Bu savaşa İdlib, Afrin ve Maarat en-Numan'dan kahramanlar da katılmıştı. Afrin'den Reşid İbo ve Hasan Kerim Ağa, Harem'den Necib Avid ve Yusuf es-Sadun, aynı zamanda İngiliz savaş gemisini yerle bir eden birimde subay olarak çalışan Cebel ez-Zaviyeli Hassun Rahbizade, bu kişilerden en meşhurları olarak biliniyor.
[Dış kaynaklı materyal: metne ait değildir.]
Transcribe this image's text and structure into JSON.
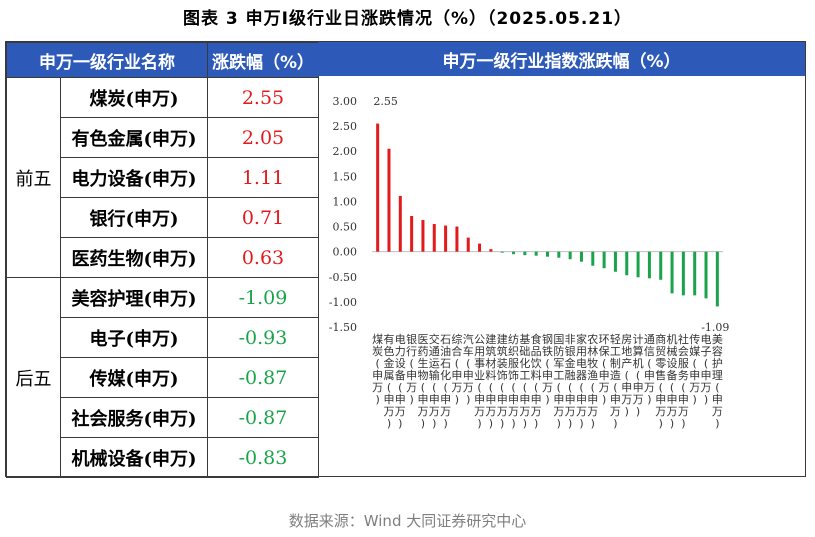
{
  "title": "图表 3   申万Ⅰ级行业日涨跌情况（%）（2025.05.21）",
  "table": {
    "header_name": "申万一级行业名称",
    "header_change": "涨跌幅（%）",
    "group_top": "前五",
    "group_bottom": "后五",
    "top5": [
      {
        "name": "煤炭(申万)",
        "value": "2.55"
      },
      {
        "name": "有色金属(申万)",
        "value": "2.05"
      },
      {
        "name": "电力设备(申万)",
        "value": "1.11"
      },
      {
        "name": "银行(申万)",
        "value": "0.71"
      },
      {
        "name": "医药生物(申万)",
        "value": "0.63"
      }
    ],
    "bottom5": [
      {
        "name": "美容护理(申万)",
        "value": "-1.09"
      },
      {
        "name": "电子(申万)",
        "value": "-0.93"
      },
      {
        "name": "传媒(申万)",
        "value": "-0.87"
      },
      {
        "name": "社会服务(申万)",
        "value": "-0.87"
      },
      {
        "name": "机械设备(申万)",
        "value": "-0.83"
      }
    ]
  },
  "chart_title": "申万一级行业指数涨跌幅（%）",
  "chart_data": {
    "type": "bar",
    "ylim": [
      -1.5,
      3.0
    ],
    "yticks": [
      "3.00",
      "2.50",
      "2.00",
      "1.50",
      "1.00",
      "0.50",
      "0.00",
      "-0.50",
      "-1.00",
      "-1.50"
    ],
    "categories": [
      "煤炭(申万)",
      "有色金属(申万)",
      "电力设备(申万)",
      "银行(申万)",
      "医药生物(申万)",
      "交通运输(申万)",
      "石油石化(申万)",
      "综合(申万)",
      "汽车(申万)",
      "公用事业(申万)",
      "建筑材料(申万)",
      "建筑装饰(申万)",
      "纺织服饰(申万)",
      "基础化工(申万)",
      "食品饮料(申万)",
      "钢铁(申万)",
      "国防军工(申万)",
      "非银金融(申万)",
      "家用电器(申万)",
      "农林牧渔(申万)",
      "环保(申万)",
      "轻工制造(申万)",
      "房地产(申万)",
      "计算机(申万)",
      "通信(申万)",
      "商贸零售(申万)",
      "机械设备(申万)",
      "社会服务(申万)",
      "传媒(申万)",
      "电子(申万)",
      "美容护理(申万)"
    ],
    "values": [
      2.55,
      2.05,
      1.11,
      0.71,
      0.63,
      0.55,
      0.52,
      0.5,
      0.28,
      0.16,
      0.05,
      -0.02,
      -0.05,
      -0.07,
      -0.08,
      -0.1,
      -0.12,
      -0.15,
      -0.2,
      -0.28,
      -0.33,
      -0.4,
      -0.47,
      -0.51,
      -0.53,
      -0.56,
      -0.83,
      -0.87,
      -0.87,
      -0.93,
      -1.09
    ],
    "data_labels": {
      "max": "2.55",
      "min": "-1.09"
    },
    "colors": {
      "positive": "#e31a1c",
      "negative": "#1aa34a"
    }
  },
  "source": "数据来源：Wind 大同证券研究中心"
}
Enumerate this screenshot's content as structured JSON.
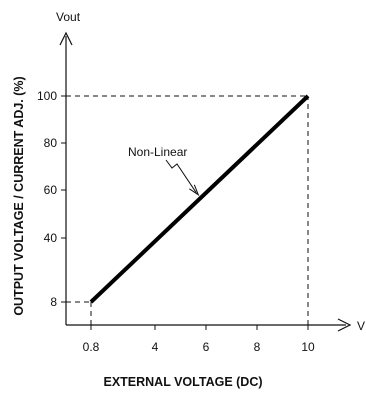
{
  "chart_data": {
    "type": "line",
    "xlabel": "EXTERNAL VOLTAGE (DC)",
    "ylabel": "OUTPUT VOLTAGE / CURRENT ADJ. (%)",
    "x_axis_end_label": "V",
    "y_axis_end_label": "Vout",
    "xlim": [
      0,
      12
    ],
    "ylim": [
      0,
      110
    ],
    "x_ticks": [
      {
        "value": 0.8,
        "label": "0.8"
      },
      {
        "value": 4,
        "label": "4"
      },
      {
        "value": 6,
        "label": "6"
      },
      {
        "value": 8,
        "label": "8"
      },
      {
        "value": 10,
        "label": "10"
      }
    ],
    "y_ticks": [
      {
        "value": 8,
        "label": "8"
      },
      {
        "value": 40,
        "label": "40"
      },
      {
        "value": 60,
        "label": "60"
      },
      {
        "value": 80,
        "label": "80"
      },
      {
        "value": 100,
        "label": "100"
      }
    ],
    "series": [
      {
        "x": [
          0.8,
          10
        ],
        "y": [
          8,
          100
        ],
        "color": "#000000"
      }
    ],
    "reference_lines": [
      {
        "from": [
          0,
          100
        ],
        "to": [
          10,
          100
        ],
        "style": "dashed"
      },
      {
        "from": [
          10,
          0
        ],
        "to": [
          10,
          100
        ],
        "style": "dashed"
      },
      {
        "from": [
          0,
          8
        ],
        "to": [
          0.8,
          8
        ],
        "style": "dashed"
      },
      {
        "from": [
          0.8,
          0
        ],
        "to": [
          0.8,
          8
        ],
        "style": "dashed"
      }
    ],
    "annotation": {
      "text": "Non-Linear",
      "points_to": [
        5.7,
        58
      ]
    },
    "grid": false
  }
}
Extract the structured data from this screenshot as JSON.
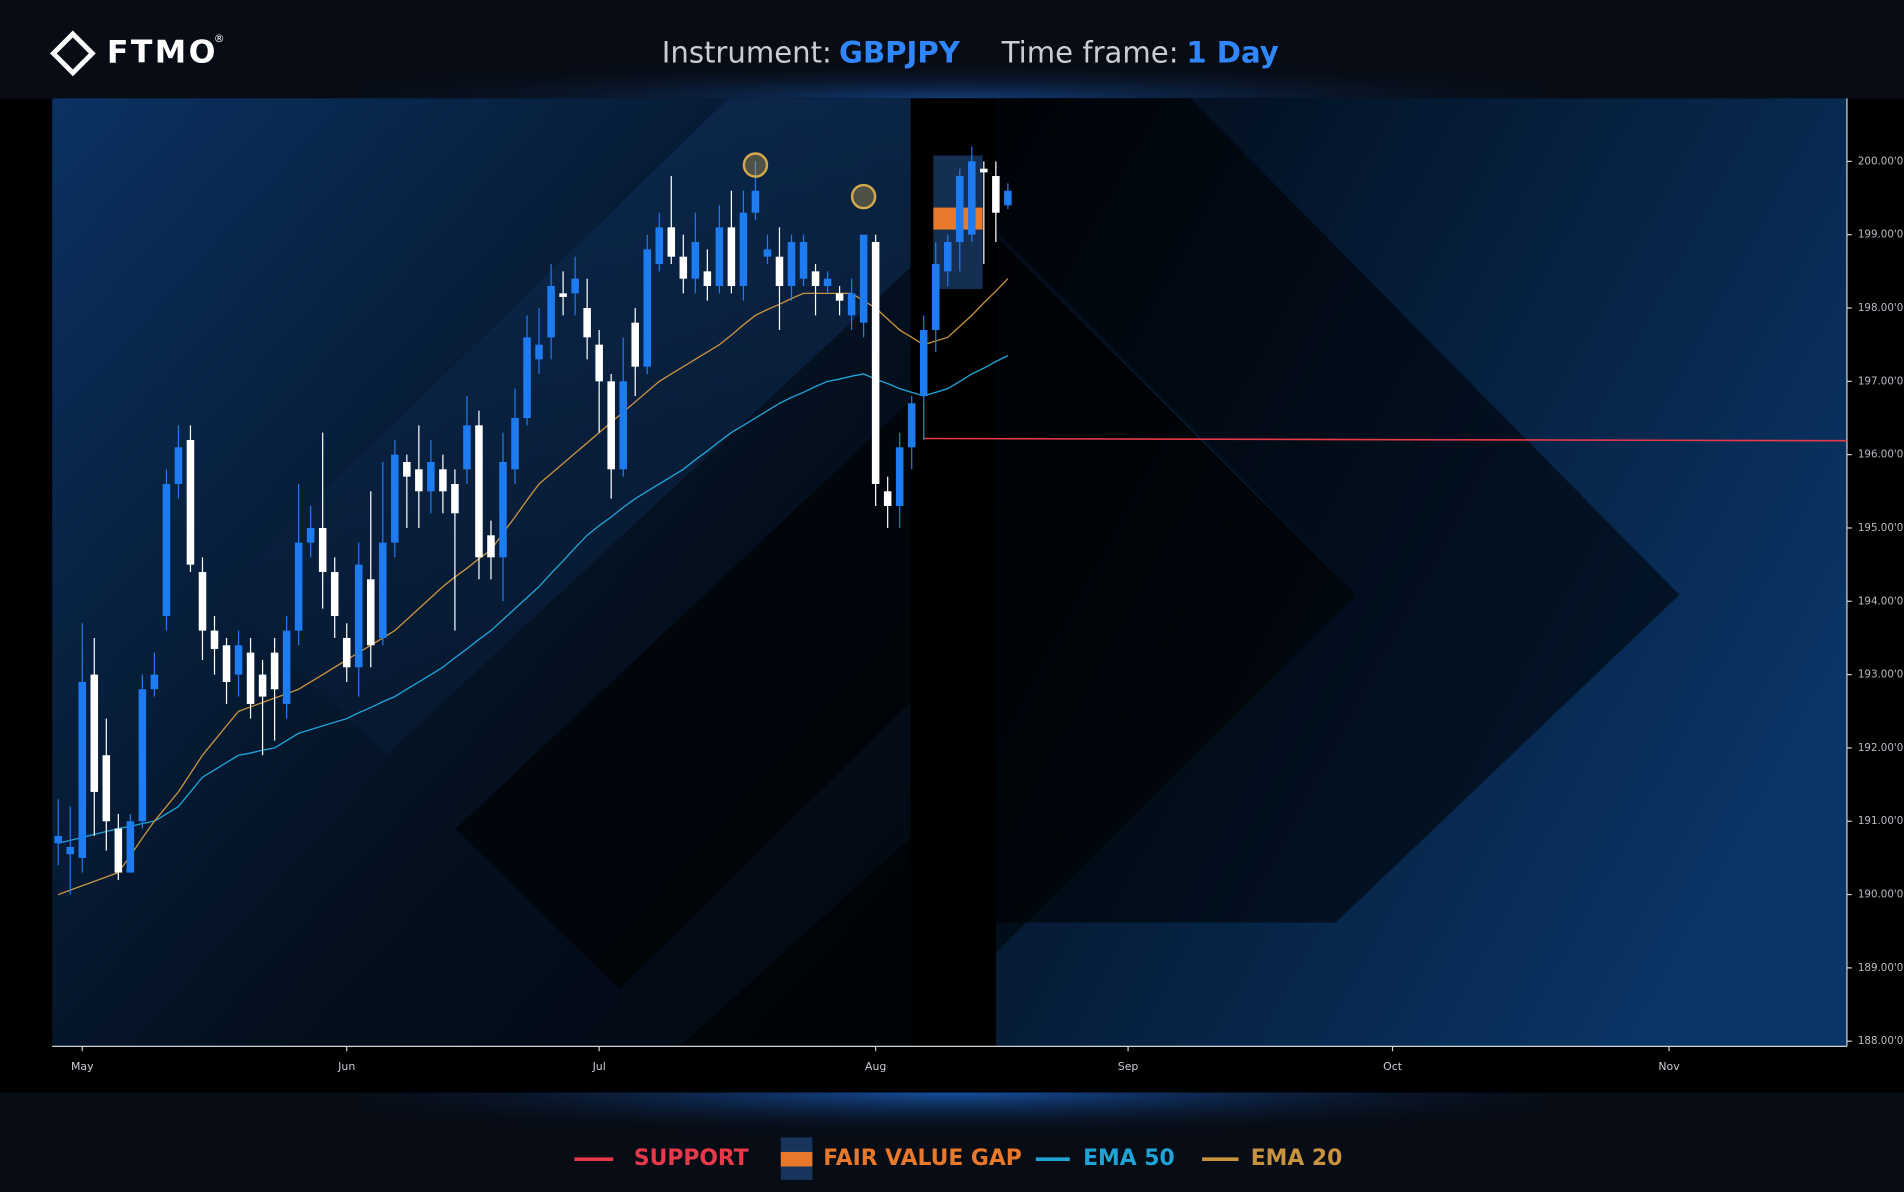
{
  "logo": {
    "text": "FTMO",
    "mark": "®"
  },
  "header": {
    "instrument_label": "Instrument:",
    "instrument": "GBPJPY",
    "timeframe_label": "Time frame:",
    "timeframe": "1 Day"
  },
  "chart_data": {
    "type": "candlestick",
    "categories": [
      null,
      null,
      null,
      null,
      null,
      null,
      null,
      null,
      null,
      null,
      null,
      null,
      null,
      null,
      null,
      null,
      null,
      null,
      null,
      null,
      null,
      null,
      null,
      null,
      null,
      null,
      null,
      null,
      null,
      null,
      null,
      null,
      null,
      null,
      null,
      null,
      null,
      null,
      null,
      null,
      null,
      null,
      null,
      null,
      null,
      null,
      null,
      null,
      null,
      null,
      null,
      null,
      null,
      null,
      null,
      null,
      null,
      null,
      null,
      null,
      null,
      null,
      null,
      null,
      null,
      null,
      null,
      null,
      null,
      null,
      null,
      null,
      null,
      null,
      null,
      null,
      null,
      null,
      null,
      null
    ],
    "open": [
      190.7,
      190.55,
      190.5,
      193.0,
      191.9,
      190.9,
      190.3,
      191.0,
      192.8,
      193.8,
      195.6,
      196.2,
      194.4,
      193.6,
      193.4,
      193.0,
      193.3,
      193.0,
      193.3,
      192.6,
      193.6,
      194.8,
      195.0,
      194.4,
      193.5,
      193.1,
      194.3,
      193.5,
      194.8,
      195.9,
      195.8,
      195.5,
      195.8,
      195.6,
      195.8,
      196.4,
      194.9,
      194.6,
      195.8,
      196.5,
      197.3,
      197.6,
      198.2,
      198.2,
      198.0,
      197.5,
      197.0,
      195.8,
      197.8,
      197.2,
      198.6,
      199.1,
      198.7,
      198.4,
      198.5,
      198.3,
      199.1,
      198.3,
      199.3,
      198.7,
      198.7,
      198.3,
      198.4,
      198.5,
      198.3,
      198.2,
      197.9,
      197.8,
      198.9,
      195.5,
      195.3,
      196.1,
      196.8,
      197.7,
      198.5,
      198.9,
      199.0,
      199.9,
      199.8,
      199.4
    ],
    "high": [
      191.3,
      191.2,
      193.7,
      193.5,
      192.4,
      191.1,
      191.1,
      193.0,
      193.3,
      195.8,
      196.4,
      196.4,
      194.6,
      193.8,
      193.5,
      193.6,
      193.5,
      193.2,
      193.5,
      193.8,
      195.6,
      195.3,
      196.3,
      194.6,
      193.7,
      194.8,
      195.5,
      195.9,
      196.2,
      196.0,
      196.4,
      196.2,
      196.0,
      195.8,
      196.8,
      196.6,
      195.1,
      196.3,
      196.9,
      197.9,
      198.0,
      198.6,
      198.5,
      198.7,
      198.4,
      197.7,
      197.1,
      197.6,
      198.0,
      199.0,
      199.3,
      199.8,
      199.0,
      199.3,
      198.8,
      199.4,
      199.6,
      199.6,
      200.0,
      199.0,
      199.1,
      199.0,
      199.0,
      198.6,
      198.5,
      198.3,
      198.4,
      199.0,
      199.0,
      195.7,
      196.3,
      196.8,
      197.9,
      198.9,
      199.0,
      199.9,
      200.2,
      200.0,
      200.0,
      199.7
    ],
    "low": [
      190.4,
      190.0,
      190.3,
      190.8,
      190.6,
      190.2,
      190.3,
      190.9,
      192.7,
      193.6,
      195.4,
      194.4,
      193.2,
      193.0,
      192.6,
      192.7,
      192.4,
      191.9,
      192.1,
      192.4,
      193.4,
      194.6,
      193.9,
      193.5,
      192.9,
      192.7,
      193.1,
      193.4,
      194.6,
      195.0,
      195.0,
      195.2,
      195.2,
      193.6,
      195.6,
      194.3,
      194.3,
      194.0,
      195.6,
      196.4,
      197.1,
      197.3,
      197.9,
      197.9,
      197.3,
      196.3,
      195.4,
      195.7,
      196.8,
      197.1,
      198.5,
      198.6,
      198.2,
      198.2,
      198.1,
      198.2,
      198.2,
      198.1,
      199.2,
      198.6,
      197.7,
      198.1,
      198.3,
      197.9,
      198.2,
      197.9,
      197.7,
      197.6,
      195.3,
      195.0,
      195.0,
      195.8,
      196.2,
      197.4,
      198.3,
      198.5,
      198.9,
      198.6,
      198.9,
      199.35
    ],
    "close": [
      190.8,
      190.65,
      192.9,
      191.4,
      191.0,
      190.3,
      191.0,
      192.8,
      193.0,
      195.6,
      196.1,
      194.5,
      193.6,
      193.35,
      192.9,
      193.4,
      192.6,
      192.7,
      192.8,
      193.6,
      194.8,
      195.0,
      194.4,
      193.8,
      193.1,
      194.5,
      193.4,
      194.8,
      196.0,
      195.7,
      195.5,
      195.9,
      195.5,
      195.2,
      196.4,
      194.6,
      194.6,
      195.9,
      196.5,
      197.6,
      197.5,
      198.3,
      198.15,
      198.4,
      197.6,
      197.0,
      195.8,
      197.0,
      197.2,
      198.8,
      199.1,
      198.7,
      198.4,
      198.9,
      198.3,
      199.1,
      198.3,
      199.3,
      199.6,
      198.8,
      198.3,
      198.9,
      198.9,
      198.3,
      198.4,
      198.1,
      198.2,
      199.0,
      195.6,
      195.3,
      196.1,
      196.7,
      197.7,
      198.6,
      198.9,
      199.8,
      200.0,
      199.85,
      199.3,
      199.6
    ],
    "up_color": "#1e7bf0",
    "down_color": "#ffffff",
    "series": [
      {
        "name": "EMA 50",
        "color": "#1fa3d6",
        "values": [
          190.7,
          190.74,
          190.78,
          190.82,
          190.86,
          190.9,
          190.93,
          190.97,
          191.0,
          191.1,
          191.2,
          191.4,
          191.6,
          191.7,
          191.8,
          191.9,
          191.93,
          191.97,
          192.0,
          192.1,
          192.2,
          192.25,
          192.3,
          192.35,
          192.4,
          192.48,
          192.55,
          192.63,
          192.7,
          192.8,
          192.9,
          193.0,
          193.1,
          193.23,
          193.35,
          193.48,
          193.6,
          193.75,
          193.9,
          194.05,
          194.2,
          194.38,
          194.55,
          194.73,
          194.9,
          195.03,
          195.15,
          195.28,
          195.4,
          195.5,
          195.6,
          195.7,
          195.8,
          195.93,
          196.05,
          196.18,
          196.3,
          196.4,
          196.5,
          196.6,
          196.7,
          196.78,
          196.85,
          196.93,
          197.0,
          197.03,
          197.07,
          197.1,
          197.03,
          196.97,
          196.9,
          196.85,
          196.8,
          196.85,
          196.9,
          197.0,
          197.1,
          197.18,
          197.27,
          197.35
        ]
      },
      {
        "name": "EMA 20",
        "color": "#c8933f",
        "values": [
          190.0,
          190.06,
          190.12,
          190.18,
          190.24,
          190.3,
          190.53,
          190.77,
          191.0,
          191.2,
          191.4,
          191.65,
          191.9,
          192.1,
          192.3,
          192.5,
          192.56,
          192.62,
          192.68,
          192.74,
          192.8,
          192.9,
          193.0,
          193.1,
          193.2,
          193.3,
          193.4,
          193.5,
          193.6,
          193.75,
          193.9,
          194.05,
          194.2,
          194.33,
          194.45,
          194.58,
          194.7,
          194.93,
          195.15,
          195.38,
          195.6,
          195.74,
          195.88,
          196.02,
          196.16,
          196.3,
          196.44,
          196.58,
          196.72,
          196.86,
          197.0,
          197.1,
          197.2,
          197.3,
          197.4,
          197.5,
          197.63,
          197.77,
          197.9,
          197.98,
          198.05,
          198.13,
          198.2,
          198.2,
          198.2,
          198.2,
          198.2,
          198.1,
          198.0,
          197.85,
          197.7,
          197.6,
          197.5,
          197.55,
          197.6,
          197.75,
          197.9,
          198.07,
          198.23,
          198.4
        ]
      }
    ],
    "support": {
      "name": "SUPPORT",
      "color": "#e8394a",
      "x": [
        72,
        148.8
      ],
      "values": [
        196.22,
        196.19
      ]
    },
    "fair_value_gap": {
      "name": "FAIR VALUE GAP",
      "color": "#e8782a",
      "zone_color": "#17345c",
      "x": [
        72.8,
        76.9
      ],
      "zone": [
        198.26,
        200.08
      ],
      "gap": [
        199.07,
        199.37
      ]
    },
    "swing_highs": {
      "color": "#d4a94a",
      "x": [
        58,
        67
      ],
      "values": [
        199.95,
        199.52
      ]
    },
    "xlim": [
      -0.5,
      148.8
    ],
    "xticks": [
      {
        "value": 2,
        "label": "May"
      },
      {
        "value": 24,
        "label": "Jun"
      },
      {
        "value": 45,
        "label": "Jul"
      },
      {
        "value": 68,
        "label": "Aug"
      },
      {
        "value": 89,
        "label": "Sep"
      },
      {
        "value": 111,
        "label": "Oct"
      },
      {
        "value": 134,
        "label": "Nov"
      }
    ],
    "ylim": [
      187.93,
      200.86
    ],
    "yticks": [
      {
        "value": 188,
        "label": "188.00'0"
      },
      {
        "value": 189,
        "label": "189.00'0"
      },
      {
        "value": 190,
        "label": "190.00'0"
      },
      {
        "value": 191,
        "label": "191.00'0"
      },
      {
        "value": 192,
        "label": "192.00'0"
      },
      {
        "value": 193,
        "label": "193.00'0"
      },
      {
        "value": 194,
        "label": "194.00'0"
      },
      {
        "value": 195,
        "label": "195.00'0"
      },
      {
        "value": 196,
        "label": "196.00'0"
      },
      {
        "value": 197,
        "label": "197.00'0"
      },
      {
        "value": 198,
        "label": "198.00'0"
      },
      {
        "value": 199,
        "label": "199.00'0"
      },
      {
        "value": 200,
        "label": "200.00'0"
      }
    ]
  }
}
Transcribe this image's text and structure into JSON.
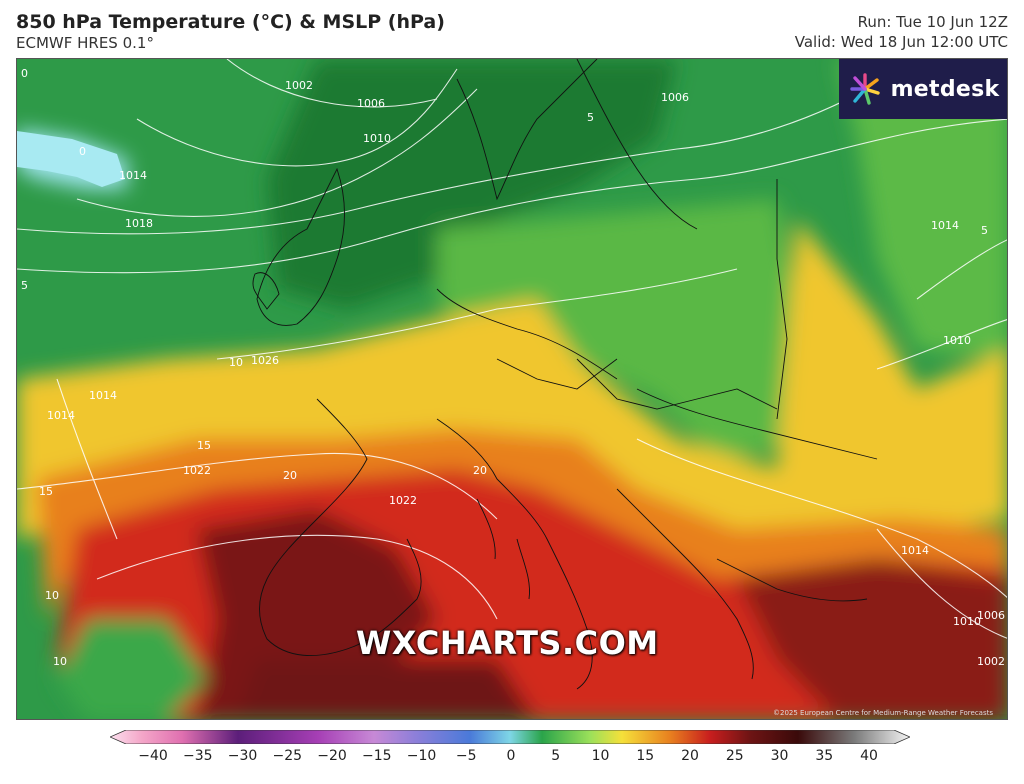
{
  "header": {
    "title": "850 hPa Temperature (°C) & MSLP (hPa)",
    "model": "ECMWF HRES 0.1°",
    "run": "Run: Tue 10 Jun 12Z",
    "valid": "Valid: Wed 18 Jun 12:00 UTC"
  },
  "branding": {
    "logo_text": "metdesk",
    "watermark": "WXCHARTS.COM",
    "copyright": "©2025 European Centre for Medium-Range Weather Forecasts"
  },
  "map": {
    "region": "Europe",
    "isobar_labels": [
      "1002",
      "1006",
      "1006",
      "1010",
      "1014",
      "1018",
      "1026",
      "1014",
      "1014",
      "1014",
      "1022",
      "1022",
      "1014",
      "1010",
      "1010",
      "1006",
      "1002"
    ],
    "temperature_labels": [
      "0",
      "0",
      "5",
      "5",
      "5",
      "10",
      "10",
      "10",
      "15",
      "15",
      "20",
      "20"
    ]
  },
  "colorbar": {
    "ticks": [
      "−40",
      "−35",
      "−30",
      "−25",
      "−20",
      "−15",
      "−10",
      "−5",
      "0",
      "5",
      "10",
      "15",
      "20",
      "25",
      "30",
      "35",
      "40"
    ],
    "colors": {
      "m40": "#f4a6c8",
      "m35": "#e070b0",
      "m30": "#8b2a8a",
      "m25": "#5c1e7a",
      "m20": "#a63fb5",
      "m15": "#c789d6",
      "m10": "#8f7fd9",
      "m5": "#4a7ad9",
      "z0": "#7ed6e6",
      "p5": "#2aa44a",
      "p10": "#9be05a",
      "p15": "#f5e03a",
      "p20": "#e8801f",
      "p25": "#c81e1e",
      "p30": "#6e1414",
      "p35": "#7a7a7a",
      "p40": "#e8e8e8"
    }
  }
}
Nitekim bu savaş, dedeleri cepheye katılan herkes için güzel kokulu, gurur verici bir anı olarak kaldı. İstanbul, Çanakkale ve Şanlıurfa'daki şehit mezarlıklarında buralardaki savaşlarda şehit olan binlerce Arap şehidin mezarları bulunuyor. Bugün İstanbul ya da Gelibolu'daki şehitlikleri ziyaret ettiğinizde Arap dünyasının çeşitli yerlerinden gelip bu topraklarda şehit olanların ve bölgelerinin isimlerine rastlarsınız.

İstanbul, Ankara, Trabzon, Mardin, Bağdat, Şam, Beyrut, Trablus, Kahire, Musul, Kudüs, İdlib ve Halep gibi çeşitli şehirlerden oluşan Osmanlı, en nihayetinde müttefik devletlere karşı galibiyet elde etmişti.

Müttefik devletlerin 16 gemiden oluşan filosu, hilafet ordusu pozisyonlarına yönelik iki haftalık yoğun bombardımanın ardından ilerlemişti. Ancak Osmanlı'nın boğaz sularını mayınlama planı, gelişmiş savaş gemilerini ağır bir yenilgiye uğratmada doğru ve başarılı bir adımdı.